That is a Known Lie: Detecting Previously Fact-Checked Claims
- URL: http://arxiv.org/abs/2005.06058v1
- Date: Tue, 12 May 2020 21:25:37 GMT
- Title: That is a Known Lie: Detecting Previously Fact-Checked Claims
- Authors: Shaden Shaar, Giovanni Da San Martino, Nikolay Babulkov, Preslav Nakov
- Abstract summary: A large number of fact-checked claims have been accumulated.
Politicians like to repeat their favorite statements, true or false, over and over again.
It is important to try to save this effort and to avoid wasting time on claims that have already been fact-checked.
- Score: 34.30218503006579
- License: http://arxiv.org/licenses/nonexclusive-distrib/1.0/
- Abstract: The recent proliferation of "fake news" has triggered a number of responses,
most notably the emergence of several manual fact-checking initiatives. As a
result and over time, a large number of fact-checked claims have been
accumulated, which increases the likelihood that a new claim in social media or
a new statement by a politician might have already been fact-checked by some
trusted fact-checking organization, as viral claims often come back after a
while in social media, and politicians like to repeat their favorite
statements, true or false, over and over again.
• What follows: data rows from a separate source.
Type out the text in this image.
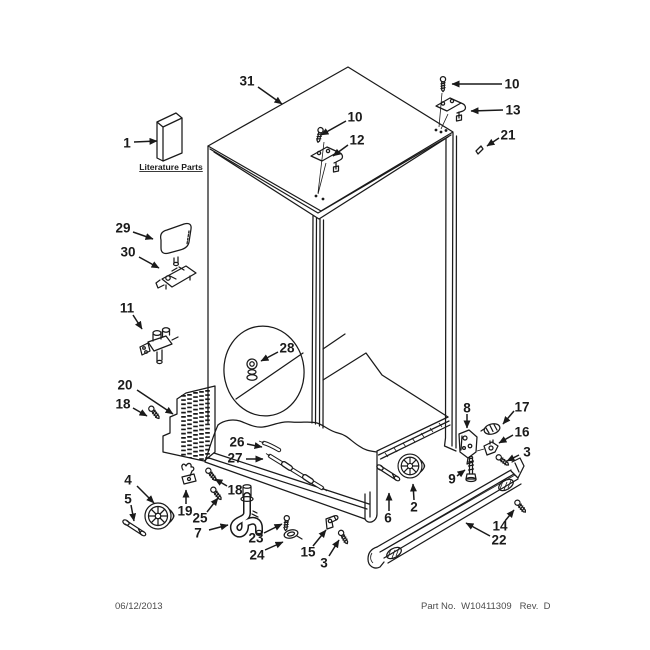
Literature Parts
31
1
10
12
10
13
21
29
30
11
20
18
28
26
27
4
5
19
18
25
7	23
24	15
3
8	17
16
3
9
2
6
14
22
06/12/2013	Part No.  W10411309   Rev.  D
As manual fact-checking is very
time-consuming (and fully automatic fact-checking has credibility issues), it
is important to try to save this effort and to avoid wasting time on claims
that have already been fact-checked. Interestingly, despite the importance of
the task, it has been largely ignored by the research community so far. Here,
we aim to bridge this gap. In particular, we formulate the task and we discuss
how it relates to, but also differs from, previous work. We further create a
specialized dataset, which we release to the research community. Finally, we
present learning-to-rank experiments that demonstrate sizable improvements over
state-of-the-art retrieval and textual similarity approaches.